Closed zhiyangxu-VT closed 4 years ago
Hi, thanks for your interest1 we set the batch size to be 24 in the paper. I think the main reason is the small batch size you adapted. Dataparallel or distributed shouldn't influence the performance but just the consumed time for each epoch. Hope this solves your problem :)
Thank you for your information! One more question, how many iterations does your model achieve the convergence? I saw in the yaml file the number of iterations is 600k? But 600K will take a long time to run. In your paper, you mentioned it took you a day and half to train the model.
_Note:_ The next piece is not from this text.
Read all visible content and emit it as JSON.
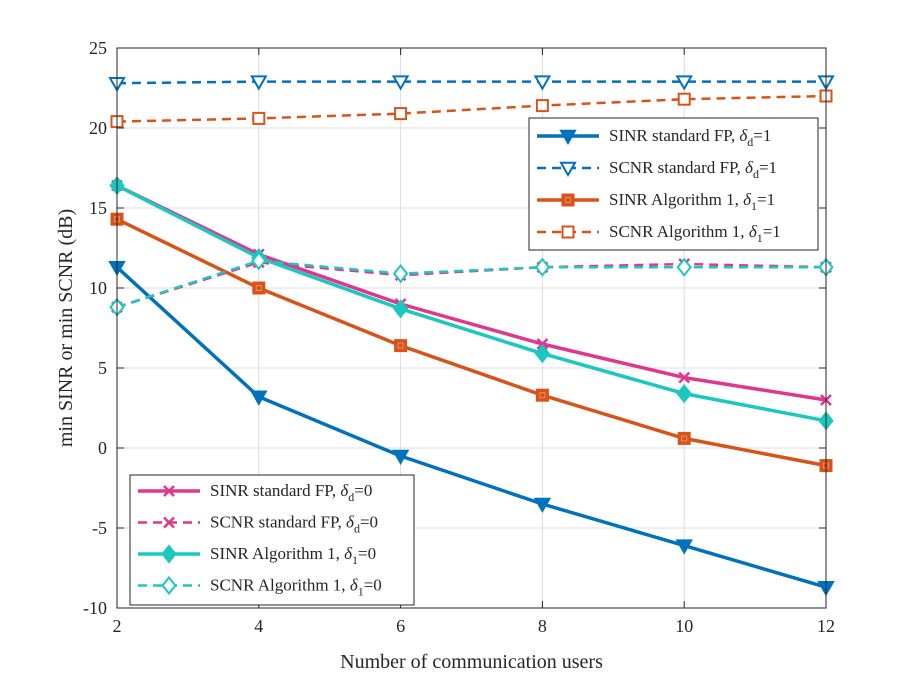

Hi, the 600k is split into 4 periods. The model will converge within each period, and achieve better results when finishing the next period. So you can choose where to stop to reach a balance between the training time and model performance in actual application. I didn't mention anything like "a day and half" in the paper. It usually takes more than 2 days to finish each period.
Thanks for your patience and explanation. It indeed helps. I must remember the training time wrong. Sorry for that. When transiting from one period to the next what do I need to change? Do I need to change batch size, learning rate or other params?
It's fine. I just edited the train.yml so that you don't need to change anything if you follow the default setting given on the github,. The setting of training periods can be found here: https://github.com/Mukosame/Zooming-Slow-Mo-CVPR-2020/blob/master/codes/options/train/train_zsm.yml#L56
Thanks for your replying. This project is a great work.
Pretty impressed by your work. I have some questions about the training phase. When I trained the model on 2 Nvidia 1080Ti GPUs with batch size 8 (followed by training details in the paper), it seems that it requires more time to achieve your results. I am wondering which way (dataparallel or torch.distributed.launch) do you recommend to use in the experiment?